Degradation of Polyester chains occurs due to the nature of hydrolysis reaction of ester bonds in the polymer backbone. When a water molecule attacks to a polyester chain, a reversible reaction occurs and polyester converts to initial hydroxyl and carboxyl groups (Sultana 2011). As a result, the average length of polymer chains becomes shorter and molecular weight of polymer decreases (Gleadall 2015). However, usually the longer remained chains in the polymer matrix prevent the outflow of short oligomers (Armentano et al. 2010). Remaining oligomers will decrease the pH value of these areas and cause a process that called autocatalytic degradation or acid catalytic degradation (Díaz-Gómez et al. 2015). Therefore, the weight loss of PLLA screw increases drastically by passing the time. Finally, the resultant monomers enter the Krebs cycle and excreted in the form of carbon dioxide and water (Sultana 2011; Gleadall 2015). As it can be seen in Fig. 2a, since the area under the curve used as an indicator of polymer toughness (Menard 2008), it can be concluded that with increasing the degradation time, the toughness decreases as a result of decreasing the polymer molecular weight during the degradation. This is in consistency with reducing of mechanical strength after immersion in SBF. As it can be seen in Fig. 2b, the fracture force has decreased to about 37 and 52 %, respectively, after 2 and 4 weeks immersion in SBF.

Conclusions

Considering some important technical parameters in a surgical procedure as well as the effects of the production process on final properties and performance of bioabsorbable interference screws were studied in this work.
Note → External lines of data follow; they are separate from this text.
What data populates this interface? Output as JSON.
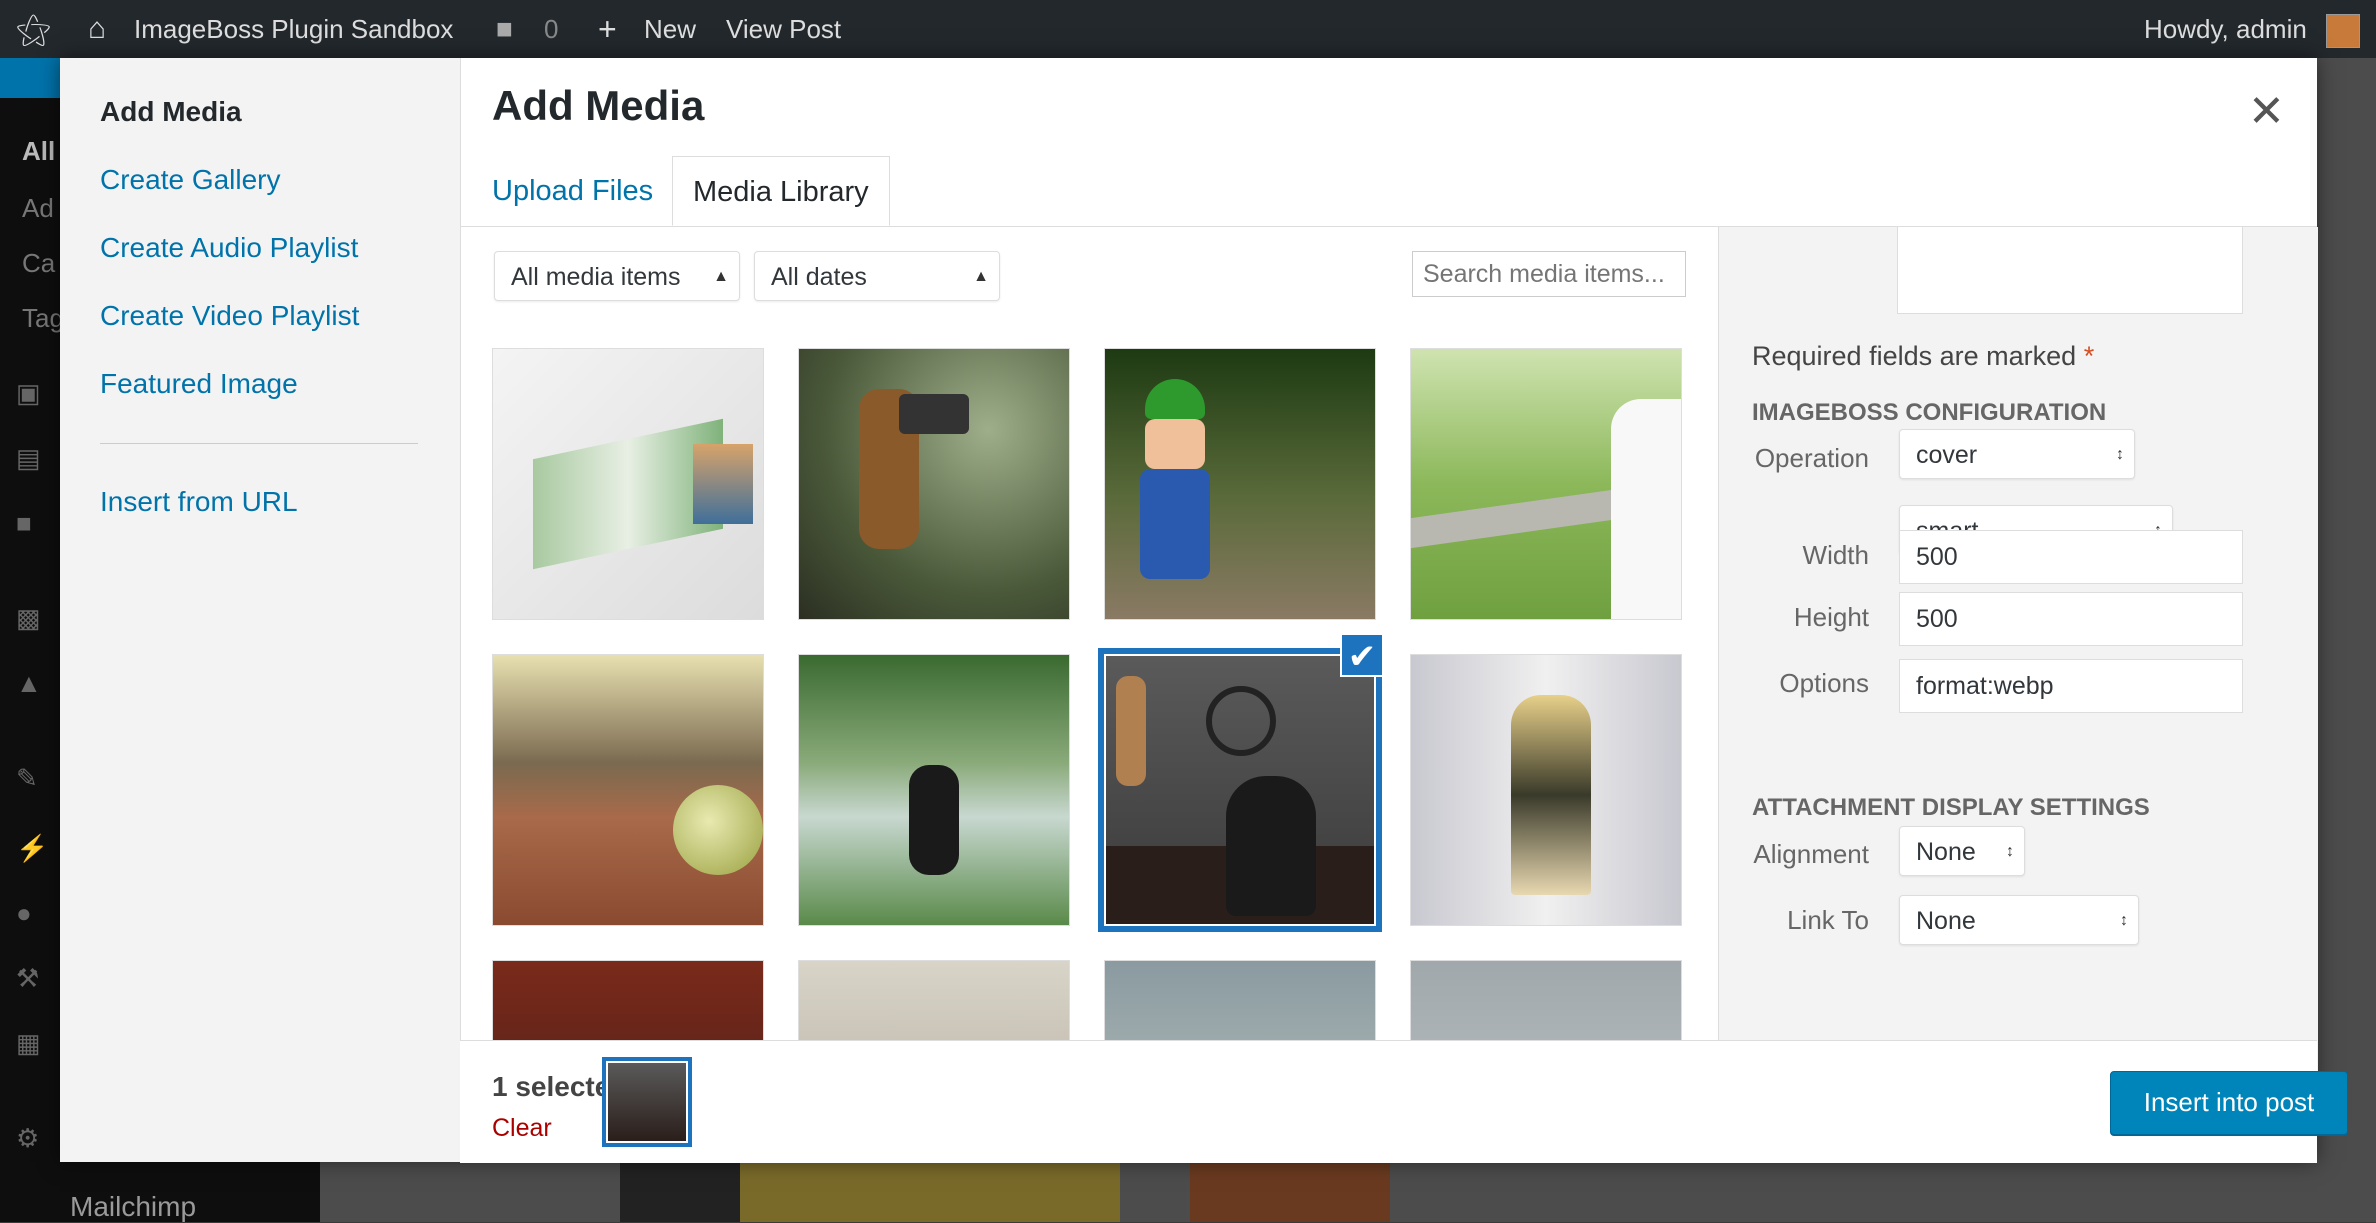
{
  "adminbar": {
    "site_name": "ImageBoss Plugin Sandbox",
    "comments_count": "0",
    "new_label": "New",
    "view_post_label": "View Post",
    "howdy": "Howdy, admin"
  },
  "sidebar": {
    "items": [
      "All",
      "Ad",
      "Ca",
      "Tag"
    ],
    "mailchimp": "Mailchimp"
  },
  "modal": {
    "title": "Add Media",
    "close_icon": "close-icon",
    "menu": {
      "active": "Add Media",
      "items": [
        "Create Gallery",
        "Create Audio Playlist",
        "Create Video Playlist",
        "Featured Image"
      ],
      "insert_url": "Insert from URL"
    },
    "tabs": [
      "Upload Files",
      "Media Library"
    ],
    "toolbar": {
      "filter_type": "All media items",
      "filter_date": "All dates",
      "search_placeholder": "Search media items..."
    },
    "grid": {
      "items": [
        {
          "desc": "tissue box"
        },
        {
          "desc": "toy camera figure"
        },
        {
          "desc": "plumber toy"
        },
        {
          "desc": "bride in park"
        },
        {
          "desc": "tennis ball"
        },
        {
          "desc": "couple by lake"
        },
        {
          "desc": "man with clock",
          "selected": true
        },
        {
          "desc": "fashion model"
        },
        {
          "desc": "portrait"
        },
        {
          "desc": "woman"
        },
        {
          "desc": "sky"
        },
        {
          "desc": "gray"
        }
      ]
    },
    "details": {
      "required_note": "Required fields are marked",
      "required_star": "*",
      "imageboss_heading": "IMAGEBOSS CONFIGURATION",
      "operation_label": "Operation",
      "operation_value": "cover",
      "mode_value": "smart",
      "width_label": "Width",
      "width_value": "500",
      "height_label": "Height",
      "height_value": "500",
      "options_label": "Options",
      "options_value": "format:webp",
      "display_heading": "ATTACHMENT DISPLAY SETTINGS",
      "alignment_label": "Alignment",
      "alignment_value": "None",
      "link_label": "Link To",
      "link_value": "None"
    },
    "bottom": {
      "selected_count": "1 selected",
      "clear_label": "Clear",
      "insert_label": "Insert into post"
    }
  },
  "colors": {
    "accent": "#0073aa",
    "primary_button": "#0085ba",
    "selection": "#1e73be",
    "clear": "#a00"
  }
}
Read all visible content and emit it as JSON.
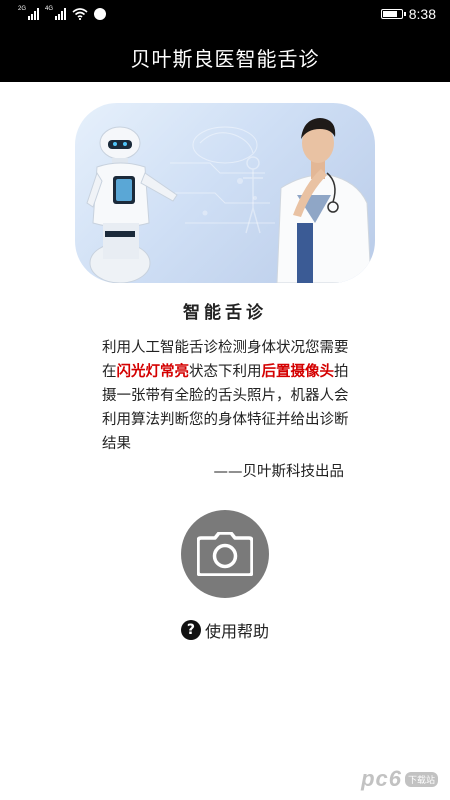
{
  "status_bar": {
    "time": "8:38",
    "sim1_tag": "2G",
    "sim2_tag": "4G",
    "battery_level": 0.85,
    "icons": [
      "signal-icon",
      "signal-icon",
      "wifi-icon",
      "notification-icon",
      "battery-icon"
    ]
  },
  "app_bar": {
    "title": "贝叶斯良医智能舌诊"
  },
  "hero": {
    "image": "robot-and-doctor-illustration"
  },
  "content": {
    "title": "智能舌诊",
    "desc_1": "利用人工智能舌诊检测身体状况您需要在",
    "desc_red_1": "闪光灯常亮",
    "desc_2": "状态下利用",
    "desc_red_2": "后置摄像头",
    "desc_3": "拍摄一张带有全脸的舌头照片，机器人会利用算法判断您的身体特征并给出诊断结果",
    "signature": "——贝叶斯科技出品"
  },
  "camera": {
    "icon": "camera-icon"
  },
  "help": {
    "icon": "question-icon",
    "icon_glyph": "?",
    "label": "使用帮助"
  },
  "watermark": {
    "logo": "pc6",
    "site": "下载站"
  },
  "colors": {
    "app_bar_bg": "#000000",
    "highlight_red": "#d40000",
    "camera_button": "#7a7a7a"
  }
}
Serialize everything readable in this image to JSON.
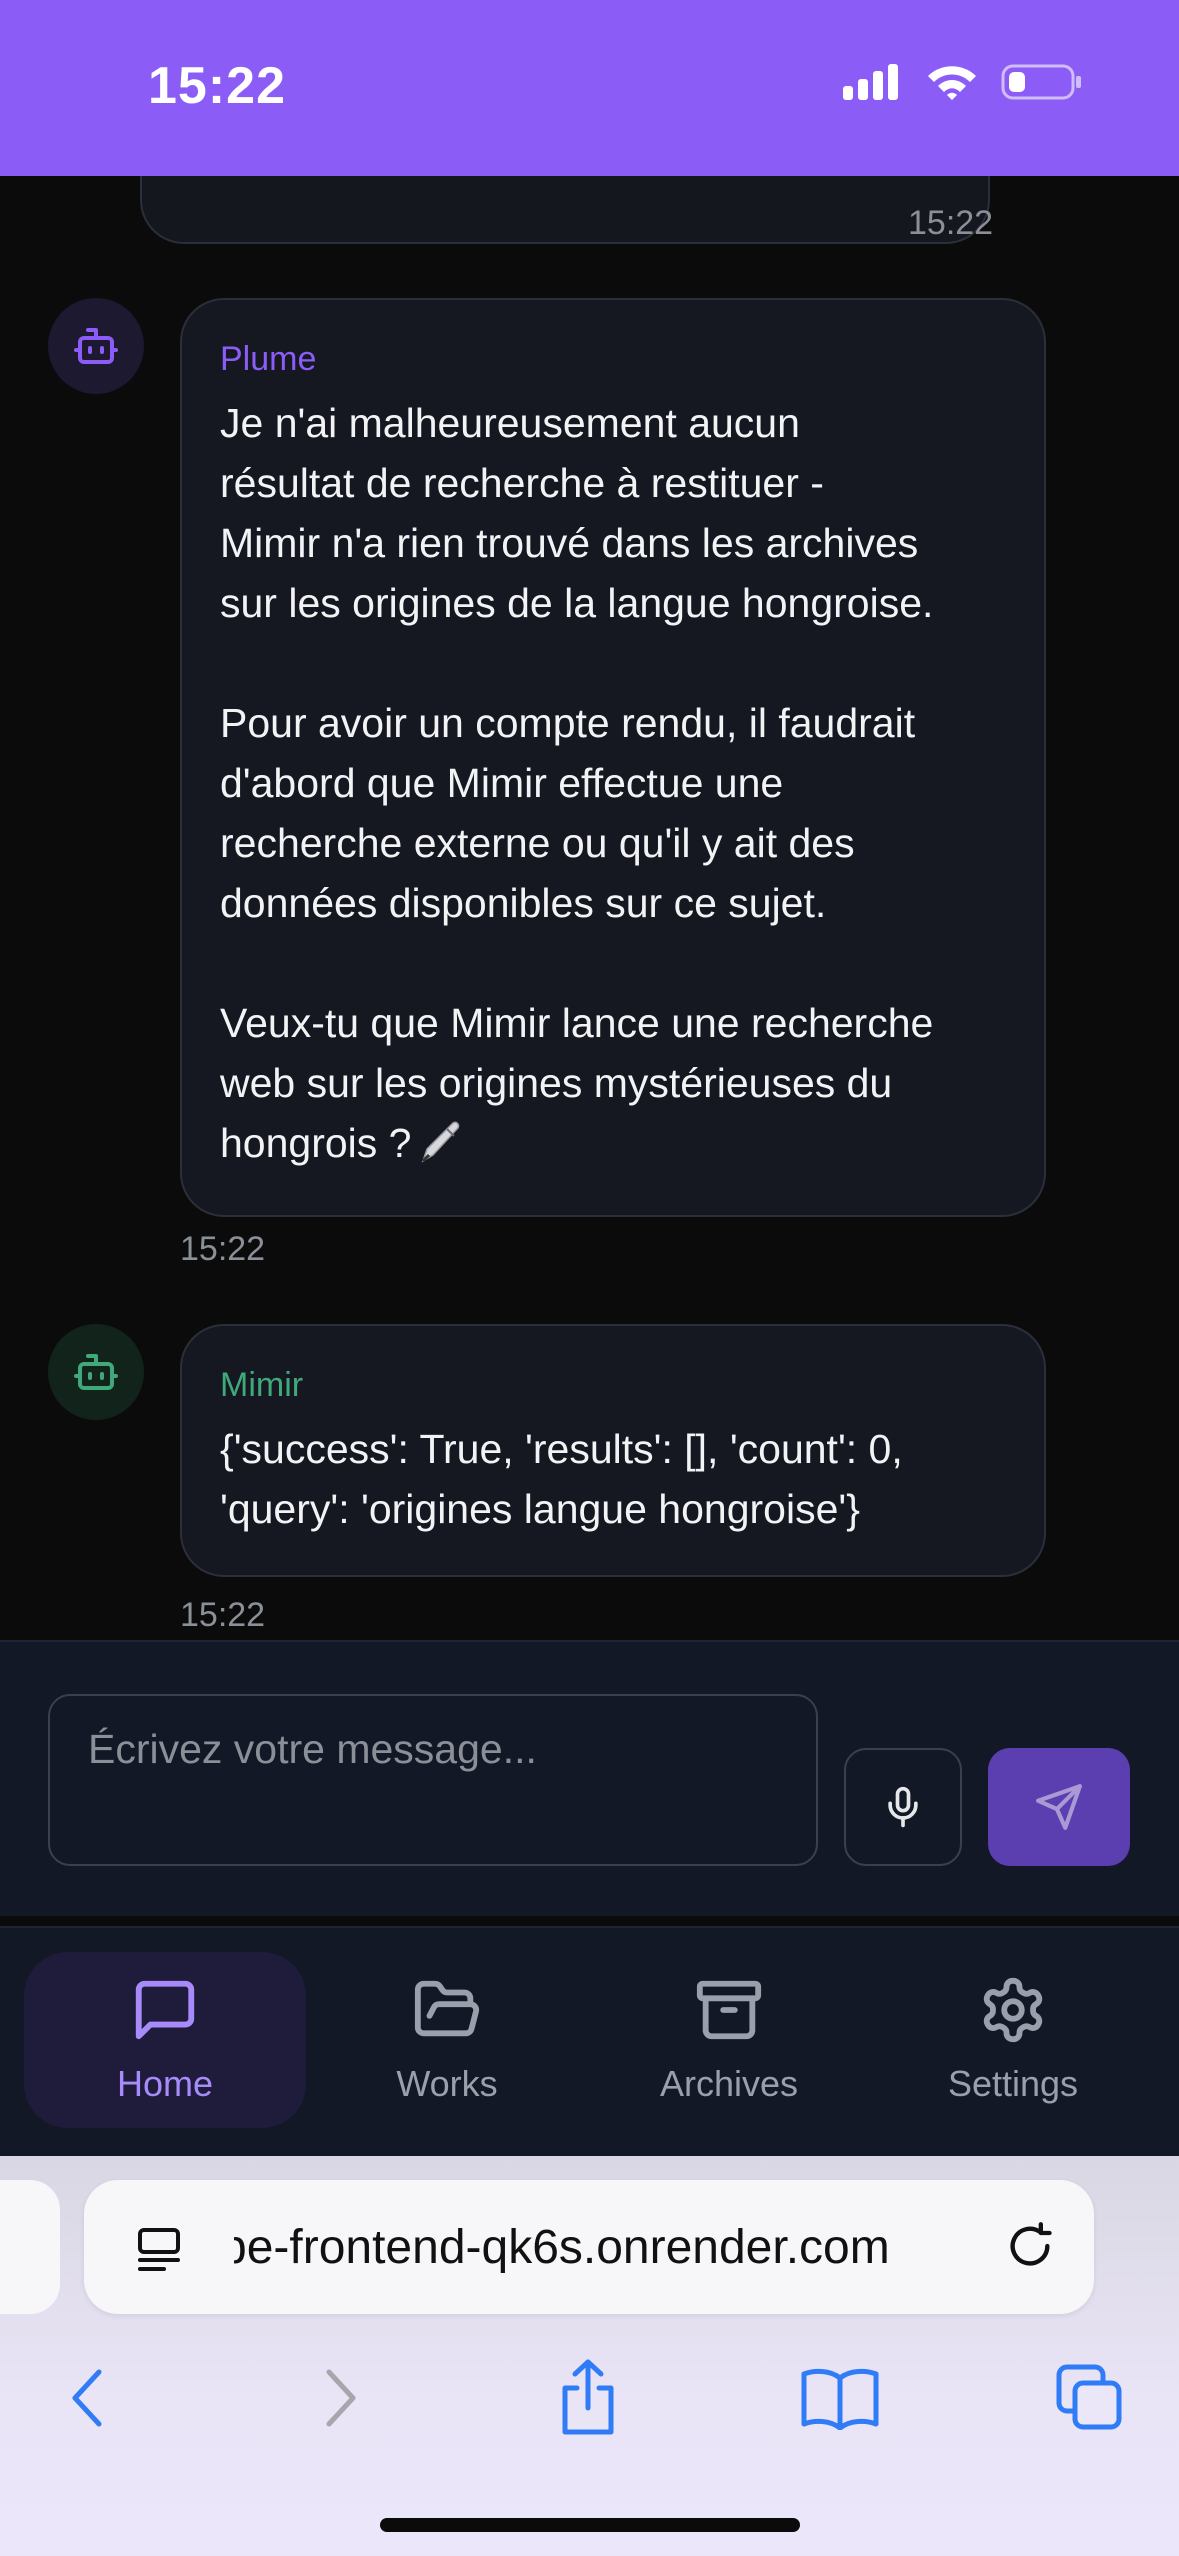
{
  "status_bar": {
    "time": "15:22"
  },
  "chat": {
    "prev_timestamp": "15:22",
    "messages": [
      {
        "sender": "Plume",
        "paragraphs": [
          "Je n'ai malheureusement aucun\nrésultat de recherche à restituer -\nMimir n'a rien trouvé dans les archives\nsur les origines de la langue hongroise.",
          "Pour avoir un compte rendu, il faudrait\nd'abord que Mimir effectue une\nrecherche externe ou qu'il y ait des\ndonnées disponibles sur ce sujet.",
          "Veux-tu que Mimir lance une recherche\nweb sur les origines mystérieuses du\nhongrois ?"
        ],
        "timestamp": "15:22"
      },
      {
        "sender": "Mimir",
        "paragraphs": [
          "{'success': True, 'results': [], 'count': 0,\n'query': 'origines langue hongroise'}"
        ],
        "timestamp": "15:22"
      }
    ]
  },
  "composer": {
    "placeholder": "Écrivez votre message..."
  },
  "nav": {
    "items": [
      {
        "label": "Home",
        "icon": "chat-bubble-icon",
        "active": true
      },
      {
        "label": "Works",
        "icon": "folder-open-icon",
        "active": false
      },
      {
        "label": "Archives",
        "icon": "archive-box-icon",
        "active": false
      },
      {
        "label": "Settings",
        "icon": "gear-icon",
        "active": false
      }
    ]
  },
  "browser": {
    "url": "pe-frontend-qk6s.onrender.com"
  },
  "colors": {
    "accent": "#8b5cf6",
    "mimir": "#3fa97a",
    "background": "#0b0b0c",
    "bubble": "#151821"
  }
}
Evaluating the thermal behavior of the produced screws revealed that the crystallinity of structure was decreased considerably after injection molding of screws due to the fast cooling rate at room temperature and it seems that there was two different crystallographic α′ and α form in the structure. In addition, it was concluded that the maximum pull-out strength of the produced screws could be achieved for 9 mm tunnel diameter.